I can’t link to all the posts about academia’s left-wing tilt, but let me recommend this post on the class issue in graduate school. Belle writes about a grad student in classics at Berkeley who’d taught himself ancient Greek while serving as a Marine.

C. felt like a fish out of water among the (for the most part, pretty rich) Ivy Leaguers around him, and he resented being told by people who had been to Yale and come out without any debts that he was the recipient of vast privileges because he was a white man. I think it would be fair to say that most of his fellow students regarded him as a big freak at best, and possibly an evil person at worst. This is not to say that most people weren’t nice to him, to his face, but they did all think he was crazy because he wasn’t a lefty. I mean, really crazy. And dumb.

Also read Edward Feser’s hilarious TechCentralStation column on how leftish academics proved his point about intolerance of conservative opinions.

Professor Brian Leiter, who fancies himself an arbiter of all things academically respectable, disagrees with my assertion that conservatives are treated with condescension and hostility in the modern university. His way of proving me wrong is to call me “embittered” and a “crackpot,” a “lunatic” whose “ranting” and “paranoid” “lies” are not only “embarrassing,” but raise “a serious psychological question” about my mental stability. Then, calling in the heavy intellectual artillery, he links approvingly to another blog which characterizes my article as “bullshit” and “total crap,” and me personally as “nuts,” a “Neanderthal,” “stupid,” “dim-witted,” “a twit,” “a moron,” a product of “the breeding ground of chaos and hate in this country [which] lies nested in the pathological conservativism of murderous anti-abortionist goons, right-wing militias, and wanna-be theocrats,” and — the coup de grace — “Ann Coulter’s long lost fraternal twin.”

Mike Adams a professor at University of North Carolina at Wilmington, posts an e-mail from a UNC-W administrator telling others not to use e-mail to discuss regulation of student groups so as to avoid tipping off Adams.
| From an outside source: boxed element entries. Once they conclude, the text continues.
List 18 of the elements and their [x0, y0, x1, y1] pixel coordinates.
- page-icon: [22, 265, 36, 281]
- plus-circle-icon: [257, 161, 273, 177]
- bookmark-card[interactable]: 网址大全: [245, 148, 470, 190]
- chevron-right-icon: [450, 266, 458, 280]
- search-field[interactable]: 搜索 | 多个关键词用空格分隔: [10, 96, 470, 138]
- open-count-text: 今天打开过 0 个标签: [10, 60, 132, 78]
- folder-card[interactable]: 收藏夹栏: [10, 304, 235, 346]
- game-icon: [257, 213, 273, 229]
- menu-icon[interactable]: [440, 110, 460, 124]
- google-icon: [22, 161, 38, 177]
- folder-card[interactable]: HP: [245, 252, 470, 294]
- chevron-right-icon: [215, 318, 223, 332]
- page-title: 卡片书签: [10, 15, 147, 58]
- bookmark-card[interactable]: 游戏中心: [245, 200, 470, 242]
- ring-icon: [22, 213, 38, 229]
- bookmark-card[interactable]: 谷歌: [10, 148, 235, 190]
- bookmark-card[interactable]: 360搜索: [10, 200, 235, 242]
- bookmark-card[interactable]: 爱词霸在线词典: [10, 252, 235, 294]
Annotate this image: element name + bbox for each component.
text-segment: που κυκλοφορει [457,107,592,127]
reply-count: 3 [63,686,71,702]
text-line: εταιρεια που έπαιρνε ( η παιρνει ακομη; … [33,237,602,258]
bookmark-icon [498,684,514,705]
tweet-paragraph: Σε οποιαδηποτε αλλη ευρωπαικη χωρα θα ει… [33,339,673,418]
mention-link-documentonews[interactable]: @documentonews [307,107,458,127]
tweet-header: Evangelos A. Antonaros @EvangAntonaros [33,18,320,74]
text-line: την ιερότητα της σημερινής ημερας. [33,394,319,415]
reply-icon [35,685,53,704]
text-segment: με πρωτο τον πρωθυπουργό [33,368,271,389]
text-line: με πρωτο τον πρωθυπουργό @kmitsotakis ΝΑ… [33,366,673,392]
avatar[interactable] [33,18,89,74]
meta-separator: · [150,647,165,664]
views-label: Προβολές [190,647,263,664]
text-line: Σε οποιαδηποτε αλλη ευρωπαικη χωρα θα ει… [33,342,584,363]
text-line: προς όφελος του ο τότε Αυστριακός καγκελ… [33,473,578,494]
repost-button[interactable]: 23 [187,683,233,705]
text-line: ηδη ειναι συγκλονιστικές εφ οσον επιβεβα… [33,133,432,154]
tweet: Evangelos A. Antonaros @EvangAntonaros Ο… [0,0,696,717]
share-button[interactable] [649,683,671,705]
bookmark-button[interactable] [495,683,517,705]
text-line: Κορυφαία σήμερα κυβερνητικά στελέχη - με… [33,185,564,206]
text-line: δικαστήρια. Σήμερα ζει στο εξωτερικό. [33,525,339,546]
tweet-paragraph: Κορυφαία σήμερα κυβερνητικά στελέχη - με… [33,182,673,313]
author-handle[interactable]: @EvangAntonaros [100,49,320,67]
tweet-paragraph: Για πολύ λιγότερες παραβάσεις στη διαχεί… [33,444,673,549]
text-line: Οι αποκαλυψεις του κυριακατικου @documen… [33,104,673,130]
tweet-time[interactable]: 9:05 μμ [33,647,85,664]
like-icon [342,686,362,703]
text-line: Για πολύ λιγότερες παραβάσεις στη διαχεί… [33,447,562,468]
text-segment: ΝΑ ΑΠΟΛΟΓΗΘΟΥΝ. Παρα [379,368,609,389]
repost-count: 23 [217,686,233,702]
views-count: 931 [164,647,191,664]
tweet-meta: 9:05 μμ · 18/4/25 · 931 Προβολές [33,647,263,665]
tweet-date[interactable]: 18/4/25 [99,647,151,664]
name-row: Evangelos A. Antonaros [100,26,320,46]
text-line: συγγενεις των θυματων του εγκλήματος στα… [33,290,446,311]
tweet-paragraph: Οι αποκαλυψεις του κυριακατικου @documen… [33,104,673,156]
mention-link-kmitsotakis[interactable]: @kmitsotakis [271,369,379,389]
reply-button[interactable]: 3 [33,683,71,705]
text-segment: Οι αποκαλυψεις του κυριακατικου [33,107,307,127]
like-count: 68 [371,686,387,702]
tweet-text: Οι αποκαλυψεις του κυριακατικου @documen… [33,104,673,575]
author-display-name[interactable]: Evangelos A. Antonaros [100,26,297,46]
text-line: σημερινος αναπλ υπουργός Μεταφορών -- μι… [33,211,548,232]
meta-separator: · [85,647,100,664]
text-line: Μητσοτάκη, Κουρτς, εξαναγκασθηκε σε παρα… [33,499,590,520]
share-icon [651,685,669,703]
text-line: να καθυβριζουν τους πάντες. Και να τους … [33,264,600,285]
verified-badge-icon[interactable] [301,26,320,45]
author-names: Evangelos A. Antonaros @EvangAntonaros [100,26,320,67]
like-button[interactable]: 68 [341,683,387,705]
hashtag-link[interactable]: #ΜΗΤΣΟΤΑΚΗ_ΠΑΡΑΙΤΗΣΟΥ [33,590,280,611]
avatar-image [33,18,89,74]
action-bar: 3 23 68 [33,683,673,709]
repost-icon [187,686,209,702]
The university wants to limit the number of Christian groups on campus, says Adams’ informer; it already has “de-recognized” a Republican group for limiting membership to Republicans.

Update: Big Arm Woman brilliantly summarizes the Feser-Leitner debate.

Firm but fair

In northern India, a headmaster shot and killed a student for cheating during an exam, reports Cronaca. Now there’s a zero tolerance policy.

Happy birthday, Allison

It’s my daughter’s birthday today. We celebrated last night so she can devote today to watching the final episode of “Sex and the City” with her friends.

The imposition of factualities

Winston’s Diary links to a passage from Iain Pears’ Death and Restoration (Art History Mystery), which features Jonathan Argyll, an art dealer and professor. Argyll’s head of department is critiquing his lecture.

“You didn’t show many pictures. Risky. They like looking at pictures. You don’t show pictures, they’ve not got anything to do. Except listen, and think. And lectures. Dear me. A bit authoritarian, you know? Don’t you think a group interaction module might be better?”

“What’s that?”

“It’s where you break down hierarchy. They teach themselves.”

“But they don’t know anything,” Argyll protested. “How can you teach yourself if you don’t know anything to start off with?”

“Ah. You’ve spotted the snag. However, that one is easily solved. You are confusing knowledge with creativity. You are meant to be encouraging their self-expression. Not stifling it by the imposition of factualities over which you deny them control.”

“Factualities?”

The other man sighed. “I’m afraid so. Don’t look at me like that. It’s not my fault.”

Like Winston, I’m a fan of Pears’ An Instance of the Fingerpost and The Dream of Scipio. There are quite a few factualities in both books.